Containerization and artificial intelligence: The keys to unlocking next-gen analytics
What is the next evolutionary step for data analysis? In this article, Piet Loubser argues that containerization and embedded AI to make data pipelines more intelligent represent the future.
For all the talk about data fueling digital transformation, it would seem the world remains in a strange limbo where a few companies embrace this concept. Many continue to be slow followers, while others are not yet familiar with the idea.
A new report from Gartner, titled Applied Infonomics: Seven Steps to Monetize Available Information Assets (Nov 2018) shows top performers are more than twice as likely as typical performers to have monetized information assets, and eight times more likely to have done so than trailing organizations.
From my experience over the past 20+ years in analytics and data management, the main challenge for those companies in the middle and those that are laggards is that they generally lack the vision of what could be done differently from their traditional information processes. They are waiting for vendors to bring their best practices, use cases and ideas. While vendors strive to do this – and often bring these new use cases – the challenge is that the top performers in any particular industry are often running away with your market while you wait.
A new mindset for data practitioners, analysts, engineers, data scientists
The key challenge with unlocking the true value of data in and for our organization means we have to unlearn much of what we were taught over the past 20+ years of data warehousing and Business Intelligence (BI) and embrace entirely new concepts and skills.
The traditional BI world was built and designed at a time when repeatedly answering a few well-known questions was enough, such as how much of product “A” did we sell in North America. The entire data-to-insights value chain was designed around that concept and was taking into consideration the massive cost of processing and storing data for analytics. However, neither of these concepts hold true today. Global competition, the elevation of the customer as the true king, and cloud computing have all but invalidated these old data processes.
Containerization and AI emerge as the key enablers for self-service data prep
In a world where analytical exploration has become the key to an organization’s ability to constantly innovate, we have to empower those with the best business context and understanding to take the lead. These are often the data and/or business analysts. The traditional approach where these experts had to ask developers to pull data together is no longer acceptable because it takes too long and runs the risk of removing much of the possible insights before the business users have a chance to look at it.
Enabling the business with self-service data prep has enabled them to operate at the speed of business across the entire data value chain. Another critical need is that we need to assist the non-technical business user with intelligence and also guide them so that they do not get themselves into trouble. With this in mind, expect to see the following trends in the coming year:
- Containerization, powered by Kubernetes. Containerization has been around for decades, but Kubernetes takes it to the next level with extremely scalable container distribution and management. Analytical workloads today can no longer be contained to a single location. They have to be built in such a way that they can be deployed to any location, run for as long as needed, and then allocate resources upon completion.

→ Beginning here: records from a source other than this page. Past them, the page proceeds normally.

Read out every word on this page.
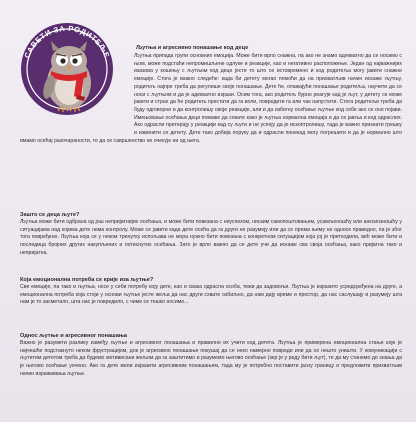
САВЕТИ ЗА РОДИТЕЉЕ

Љутња и агресивно понашање код деце

Љутња припада групи основних емоција. Може бити врло снажна, па ако не знамо адекватно да се носимо с њом, може подстаћи непромишљене одлуке и реакције, као и негативно расположење. Један од најважнијих изазова у кошењу с љутњом код деце јесте то што се истовремено и код родитеља могу јавити снажне емоције. Стога је важно следеће: када би детету могао помоћи да на прихватљив начин искаже љутњу, родитељ најпре треба да регулише своје понашање. Дете ће, опажајући понашање родитеља, научити да се носи с љутњом и да је адекватно изрази. Осим тога, ако родитељ бурно реагује кад је љут, у детету се може јавити и страх да ће родитељ престати да га воли, повредити га или чак напустити. Стога родитељи треба да буду одговорни и да контролишу своје реакције, али и да избегну осећање љутње код себе ако се оно појави. Имењовање осећања деци помаже да схвате како је љутња нормална емоција и да се јавља и код одраслих. Ако одрасли претерају у реакцији кад су љути и не успеју да је ископтролишу, тада је важно признати грешку и извинити се детету. Дете тако добија поруку да и одрасли понекад могу погрешити и да је нормално што имамо осећај разочараности, те да се савршенство не очекује ни од њега.

Зашто се деца љуте?

Љутња може бити одбрана од још непријатнијих осећања, и може бити повезана с неуспехом, ниским самопоштовањем, усамљеношћу или анксиозношћу у ситуацијама над којима дете нема контролу. Може се јавити када дете осећа да га други не разумеју или да се према њему не односе праведно, па је због тога повређено. Љутња која се у неком тренутку испољава не мора нужно бити повезана с конкретном ситуацијом која јој је претходила, већ може бити и последица бројних других накупљених и потиснутих осећања. Зато је врло важно да се дете учи да искаже сва своја осећања, како пријатна тако и непријатна.

Која емоционална потреба се крије иза љутње?

Све емоције, па тако и љутња, носе у себи потребу коју дете, као и свака одрасла особа, тежи да задовољи. Љутња је изразито усредсређена на друге, а емоционална потреба која стоји у основи љутње јесте жеља да нас други схвате озбиљно, да нам дају време и простор, да нас саслушају и разумеју шта нам је то засметало, шта нас је повредило, с чиме се тешко носимо...

Однос љутње и агресивног понашања

Важно је разумети разлику између љутње и агресивног понашања и правилно их учити код детета. Љутња је примерена емоционална стање које је најчешће подстакнуто неком фрустрацијом, док је агресивно понашање покушај да се неко намерно повреди или да се нешто уништи. У комуникацији с љутитим дететом треба да будемо мотивисани жељом да га заштитимо и разумемо његово осећање (зер је у реду бити љут), те да му станемо до знања да је његово осећање уочено. Ако га дете жели изразити агресивним понашањем, тада му је потребно поставити јасну границу и предложити прихватљив начин изражавања љутње.
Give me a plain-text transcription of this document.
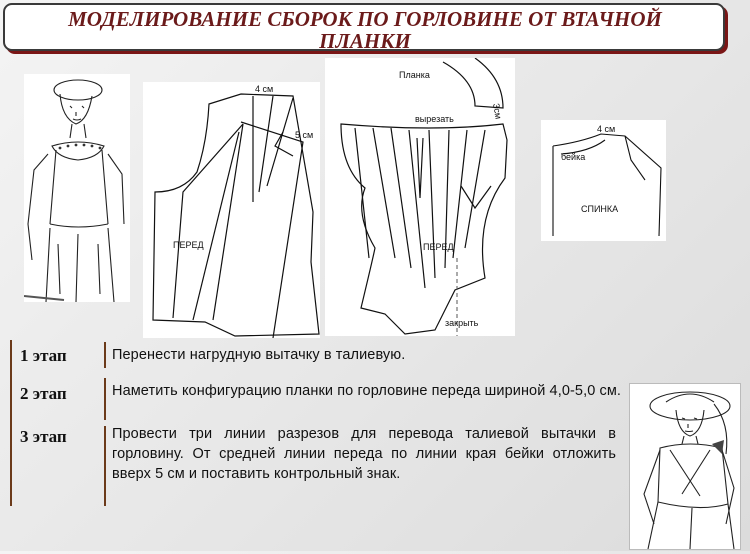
МОДЕЛИРОВАНИЕ СБОРОК ПО ГОРЛОВИНЕ ОТ ВТАЧНОЙ ПЛАНКИ
4 см
5 см
ПЕРЕД
Планка
3см
вырезать
ПЕРЕД
закрыть
4 см
бейка
СПИНКА
1 этап	Перенести нагрудную вытачку в талиевую.
2 этап	Наметить конфигурацию планки по горловине переда шириной 4,0-5,0 см.
3 этап	Провести три линии разрезов для перевода талиевой вытачки в горловину. От средней линии переда по линии края бейки отложить вверх 5 см и поставить контрольный знак.
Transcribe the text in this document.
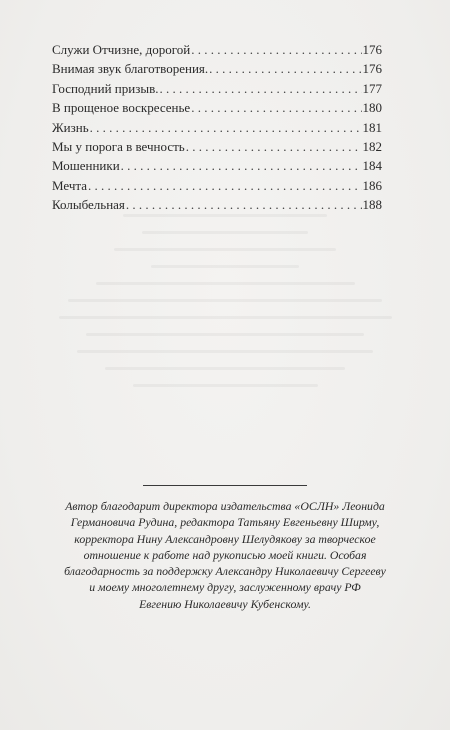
Служи Отчизне, дорогой . . .	176
Внимая звук благотворения. . . .	176
Господний призыв. . . .	177
В прощеное воскресенье . . .	180
Жизнь . . .	181
Мы у порога в вечность . . .	182
Мошенники . . .	184
Мечта . . .	186
Колыбельная . . .	188
Автор благодарит директора издательства «ОСЛН» Леонида
Германовича Рудина, редактора Татьяну Евгеньевну Ширму,
корректора Нину Александровну Шелудякову за творческое
отношение к работе над рукописью моей книги. Особая
благодарность за поддержку Александру Николаевичу Сергееву
и моему многолетнему другу, заслуженному врачу РФ
Евгению Николаевичу Кубенскому.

Kubernetes is the cornerstone for the agility we require, as it opens the door for us to provide zero admin workloads that can be deployed across multiple cloud or on-prem infrastructures, where ever data gravity or processing is available.
- Embedded AI to make data pipelines more intelligent. While we clearly see the value in using AI and other related techniques, such as Machine Learning (ML), in understanding customer purchase behaviors, we have not done enough with AI and ML to help us better understand – and make smarter – our own data processes. Using AI, organizations can better understand what the ingested data being means and how it can be better enriched. A key trend over the coming year will be to deploy algorithms to help with every step of the data value chain – from ingesting to understanding what the data means, to how to standardize the data and, finally, how to enrich the data with additional data elements.
While self-service data prep is a game changer for data analysts, data will remain a team sport. It will continue to require a collaborative effort among business (who know the context), IT (who knows the data technologies), and data scientists (who know the statistical and mathematical algorithms to exploit). It will also require a new mindset where shadow IT is no longer something we dread but where we embrace our counterparts across the organization and know everyone is part of the data value chain. In this way, each group will be able to apply their expertise and play a critical role in unlocking that breakthrough insight that will deliver great results for our business.